Does a corporate director's duty of care require the implementation of a system of internal controls to detect employee misconduct when the director has no knowledge of or reason to suspect any wrongdoing?


Opinions:

Majority - Justice Wolcott

No. A corporate director's duty of care does not require the implementation of a system to detect employee misconduct absent any reason for suspicion. Directors are entitled to rely on the honesty and integrity of their subordinates until something occurs to put them on suspicion that something is wrong. The mere fact that the company had entered into consent decrees over two decades prior, of which most of the board was unaware, did not constitute a 'red flag' sufficient to put the board on notice of potential future wrongdoing. Given the size and complexity of Allis-Chalmers, the directors were justified in confining their oversight to broad policy decisions and relying on corporate reports.
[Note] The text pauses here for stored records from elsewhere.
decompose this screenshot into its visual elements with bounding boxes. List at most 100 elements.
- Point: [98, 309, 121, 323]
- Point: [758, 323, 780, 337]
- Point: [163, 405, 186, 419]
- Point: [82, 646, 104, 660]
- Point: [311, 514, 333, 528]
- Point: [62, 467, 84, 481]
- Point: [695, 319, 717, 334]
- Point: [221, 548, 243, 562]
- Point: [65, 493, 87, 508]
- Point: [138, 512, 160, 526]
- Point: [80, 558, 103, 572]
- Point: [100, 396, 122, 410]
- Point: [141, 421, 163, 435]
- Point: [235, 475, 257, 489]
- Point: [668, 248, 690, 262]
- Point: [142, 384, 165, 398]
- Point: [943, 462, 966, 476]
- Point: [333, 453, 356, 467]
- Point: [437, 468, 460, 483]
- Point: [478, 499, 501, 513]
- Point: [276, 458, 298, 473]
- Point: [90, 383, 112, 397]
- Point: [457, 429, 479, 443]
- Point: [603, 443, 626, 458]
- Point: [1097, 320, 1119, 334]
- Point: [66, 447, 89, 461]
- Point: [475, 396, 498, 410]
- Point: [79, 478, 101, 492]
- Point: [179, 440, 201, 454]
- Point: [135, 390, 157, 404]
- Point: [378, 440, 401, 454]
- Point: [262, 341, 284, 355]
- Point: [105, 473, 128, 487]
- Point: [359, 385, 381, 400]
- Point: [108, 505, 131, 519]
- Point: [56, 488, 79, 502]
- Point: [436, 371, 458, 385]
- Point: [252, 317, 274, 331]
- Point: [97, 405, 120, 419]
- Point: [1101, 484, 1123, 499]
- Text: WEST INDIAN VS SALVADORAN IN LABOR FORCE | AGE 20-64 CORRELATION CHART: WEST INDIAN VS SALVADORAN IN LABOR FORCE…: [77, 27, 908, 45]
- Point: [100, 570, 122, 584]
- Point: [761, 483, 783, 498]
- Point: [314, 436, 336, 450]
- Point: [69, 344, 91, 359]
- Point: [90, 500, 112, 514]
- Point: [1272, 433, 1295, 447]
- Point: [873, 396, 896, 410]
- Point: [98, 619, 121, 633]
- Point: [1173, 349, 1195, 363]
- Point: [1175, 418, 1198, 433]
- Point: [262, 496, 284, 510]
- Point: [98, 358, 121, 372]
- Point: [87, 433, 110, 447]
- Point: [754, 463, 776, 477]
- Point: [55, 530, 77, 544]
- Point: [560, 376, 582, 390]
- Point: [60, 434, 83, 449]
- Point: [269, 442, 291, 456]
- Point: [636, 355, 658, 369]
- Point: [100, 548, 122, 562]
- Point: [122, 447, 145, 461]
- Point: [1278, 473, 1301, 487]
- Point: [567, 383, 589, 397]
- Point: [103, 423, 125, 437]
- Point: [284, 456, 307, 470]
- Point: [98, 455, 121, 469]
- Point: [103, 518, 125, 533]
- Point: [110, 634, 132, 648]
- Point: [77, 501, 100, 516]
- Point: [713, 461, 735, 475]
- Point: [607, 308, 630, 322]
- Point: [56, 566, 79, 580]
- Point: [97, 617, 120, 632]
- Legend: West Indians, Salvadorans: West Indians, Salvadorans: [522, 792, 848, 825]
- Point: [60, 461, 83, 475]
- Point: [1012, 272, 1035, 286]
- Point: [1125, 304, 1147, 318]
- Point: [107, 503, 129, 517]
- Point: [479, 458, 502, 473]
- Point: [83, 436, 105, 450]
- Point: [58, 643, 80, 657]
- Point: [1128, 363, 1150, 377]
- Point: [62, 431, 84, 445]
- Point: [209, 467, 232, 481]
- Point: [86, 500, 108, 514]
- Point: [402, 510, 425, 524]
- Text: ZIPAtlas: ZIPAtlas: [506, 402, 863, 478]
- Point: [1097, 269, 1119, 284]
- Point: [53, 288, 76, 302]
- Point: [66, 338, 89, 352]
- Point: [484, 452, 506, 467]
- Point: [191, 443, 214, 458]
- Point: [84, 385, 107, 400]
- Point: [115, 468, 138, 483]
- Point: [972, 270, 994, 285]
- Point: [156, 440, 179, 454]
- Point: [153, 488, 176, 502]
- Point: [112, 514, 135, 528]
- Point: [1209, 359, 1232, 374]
Absent cause for suspicion, there is no duty upon directors to install and operate a corporate system of espionage to ferret out wrongdoing which they have no reason to suspect exists.



Analysis:

This case established a significant, though now largely superseded, precedent for the duty of oversight. The court's holding created what is often called the 'Graham' or 'red flag' standard, suggesting that director liability for failure to monitor only attaches when they consciously disregard warning signs of misconduct. This decision set a very low bar for director oversight, effectively requiring no proactive monitoring system. This standard was later revisited and substantially modified by the Delaware Court of Chancery in In re Caremark International Inc. Derivative Litigation, which established that directors do have an affirmative duty to ensure that information and reporting systems exist within the corporation.